For months Adina Perullo has been waiting to have a surgery that could save her life.
Perullo, a 36-year-old mother of two from Levittown, N.Y., planned to have an operation in early April to remove her ovaries to prevent ovarian cancer. About a week before her procedure, Perullo was told by her doctor that North Shore University Medical Center in Manhasset, N.Y. had postponed all elective surgeries to divert resources to the pandemic. All across New York, hospitals ceased nonurgent surgeries to comply with a March 23 order from Gov. Andrew Cuomo.
Some patients needing operations deemed safe to postpone, such as those to address heart problems, cancer or hernias, have been waiting months for treatment.
Last year Perullo underwent a double mastectomy after doctors found she had stage-two breast cancer and testing showed she had a mutation in the BRCA-2 gene that puts people at higher risk for several cancers.
"I've seen it go from nothing to something virtually overnight," Perullo said. "That's where my fear lies."
The state Department of Health granted New York City hospitals permission to resume nonurgent surgeries June 8—Long Island and Westchester facilities got the green light in late May—but the busiest facilities have thousands of procedures to schedule. Perullo is working with her doctor to find a date for surgery.
Hospitals had been able to perform medically necessary surgeries with wide discretion as to which should be performed. That discretion was needed to avoid adverse effects. A study from the Annals of Oncology, published online in May, found evidence that modest delays in surgery could significantly affect a patient's chance of survival. It noted the need for "rapid attention to any backlog already accrued.
Hospitals were balancing performing surgeries with preserving staff and supplies for COVID-19 care. Every patient undergoing and recovering from surgery would lead to the higher use of protective equipment, which was in short supply, and a need for an operating-room ventilator.
Manhattan's Hospital for Special Surgery, known for its prolific knee, hip and other joint surgeries, said in late May that it had a backlog of about 7,000 patients.
At the peak of the crisis, New York's operating rooms were mostly dormant. HSS dropped to as low as 8% of its total operating-room capacity during that period. It performed about 35,000 surgeries last year.

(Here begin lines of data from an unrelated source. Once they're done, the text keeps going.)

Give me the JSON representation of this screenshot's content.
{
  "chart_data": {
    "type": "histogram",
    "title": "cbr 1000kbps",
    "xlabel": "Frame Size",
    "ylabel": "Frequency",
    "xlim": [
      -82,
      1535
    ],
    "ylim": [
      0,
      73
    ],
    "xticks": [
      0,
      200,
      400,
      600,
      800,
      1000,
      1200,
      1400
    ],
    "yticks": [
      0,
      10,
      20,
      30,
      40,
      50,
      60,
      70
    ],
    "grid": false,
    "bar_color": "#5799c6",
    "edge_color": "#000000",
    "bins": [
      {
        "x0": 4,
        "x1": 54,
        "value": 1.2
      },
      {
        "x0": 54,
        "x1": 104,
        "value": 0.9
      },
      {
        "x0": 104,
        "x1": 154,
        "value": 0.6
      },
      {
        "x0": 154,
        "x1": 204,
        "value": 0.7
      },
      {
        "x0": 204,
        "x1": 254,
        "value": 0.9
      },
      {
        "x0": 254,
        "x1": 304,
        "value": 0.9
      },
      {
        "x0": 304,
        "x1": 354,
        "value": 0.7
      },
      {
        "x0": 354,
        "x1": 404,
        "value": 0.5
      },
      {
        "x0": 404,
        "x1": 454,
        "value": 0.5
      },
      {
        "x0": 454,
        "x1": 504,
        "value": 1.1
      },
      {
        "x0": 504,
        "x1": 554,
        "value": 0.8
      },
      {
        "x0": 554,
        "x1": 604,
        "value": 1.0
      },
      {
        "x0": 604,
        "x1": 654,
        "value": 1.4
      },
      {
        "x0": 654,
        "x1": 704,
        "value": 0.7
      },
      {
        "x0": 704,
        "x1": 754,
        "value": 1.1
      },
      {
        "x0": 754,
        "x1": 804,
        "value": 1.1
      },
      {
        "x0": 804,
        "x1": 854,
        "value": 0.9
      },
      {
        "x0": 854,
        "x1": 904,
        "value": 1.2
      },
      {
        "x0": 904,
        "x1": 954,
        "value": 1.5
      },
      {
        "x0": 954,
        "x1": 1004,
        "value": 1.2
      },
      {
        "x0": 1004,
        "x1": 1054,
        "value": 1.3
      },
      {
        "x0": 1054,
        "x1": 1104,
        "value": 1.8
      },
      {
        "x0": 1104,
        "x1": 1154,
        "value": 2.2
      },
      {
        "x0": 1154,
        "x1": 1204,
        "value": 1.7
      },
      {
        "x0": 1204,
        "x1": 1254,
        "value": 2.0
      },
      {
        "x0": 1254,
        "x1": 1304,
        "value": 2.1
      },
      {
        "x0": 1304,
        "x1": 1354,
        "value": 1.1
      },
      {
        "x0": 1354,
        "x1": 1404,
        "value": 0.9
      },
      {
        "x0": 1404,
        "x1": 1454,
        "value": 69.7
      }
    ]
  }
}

Louis Shapiro, its CEO, said the orthopedic hospital created a system for classifying elective surgeries in mid-March ahead of the executive order to halt procedures.
After first working to accept non-COVID-19 patients from other hospitals, HSS made the decision in April to admit positive patients as well, converting its operating rooms into intensive care units.
"These are patients who were canceled for surgery back in March, and what may have been elective then is no longer elective because their condition has deteriorated," Shapiro said. "Thousands of patients we canceled months ago started to come back slowly."
As HSS opens up more of its operating rooms, the hospital has needed to thoroughly disinfect areas that served as care sites for COVID-19 patients and replace the anesthesia machines, which had been converted into makeshift ventilators for critically ill patients.
All patients must test negative for the virus ahead of their operation.
The drop in surgeries also led to a financial hit to hospitals that rely on that revenue, particularly from orthopedic and cardiac procedures, to stay solvent.
Elective hospital admissions can make up 30% or more of a hospital's revenue, according to an analysis by researchers at Weill Cornell Medicine in the medical journal JAMA.
The changes hospitals made to elective surgeries, "while needed to respond to the COVID-19 pandemic, potentially threaten the financial viability of hospitals, especially those with preexisting financial challenges and those heavily reliant on revenue from outpatient and elective services," the authors wrote.
The federal Coronavirus Aid, Relief and Economic Security Act included $175 billion in funding for hospitals and other facilities to offset the costs of caring for COVID-19 and losing revenue from postponing surgeries. But more funding targeted toward smaller and independent hospitals may be needed as those facilities typically have less financial liquidity.
Its unclear whether pent-up demand for treatment will lead to higher revenue for health systems.
Several city health systems including Northwell Health and New York–Presbyterian, reported losses of more than $120 million in the first quarter of the year, as they spent more to prepare for COVID-19 while canceling procedures in the last two weeks of March.
Patients could continue to put off some less time-sensitive procedures, especially as the number of New Yorkers with job-based insurance fell in recent months.
Northwell Health saw its surgery volume return in waves as its Long Island and Westchester hospitals received permission to schedule nonurgent procedures weeks ahead of its city hospitals.
The health system worked to ensure it could accommodate social distancing in waiting areas, Michael Dowling, CEO of Northwell, said.
"Recovery, as people call it, is in many ways more difficult than managing the crisis itself because we have to come back in a different way and make sure when we bring back surgery and other procedures, we do it safely," Dowling said. "The world is going to be quite different in every single medical facility going forward."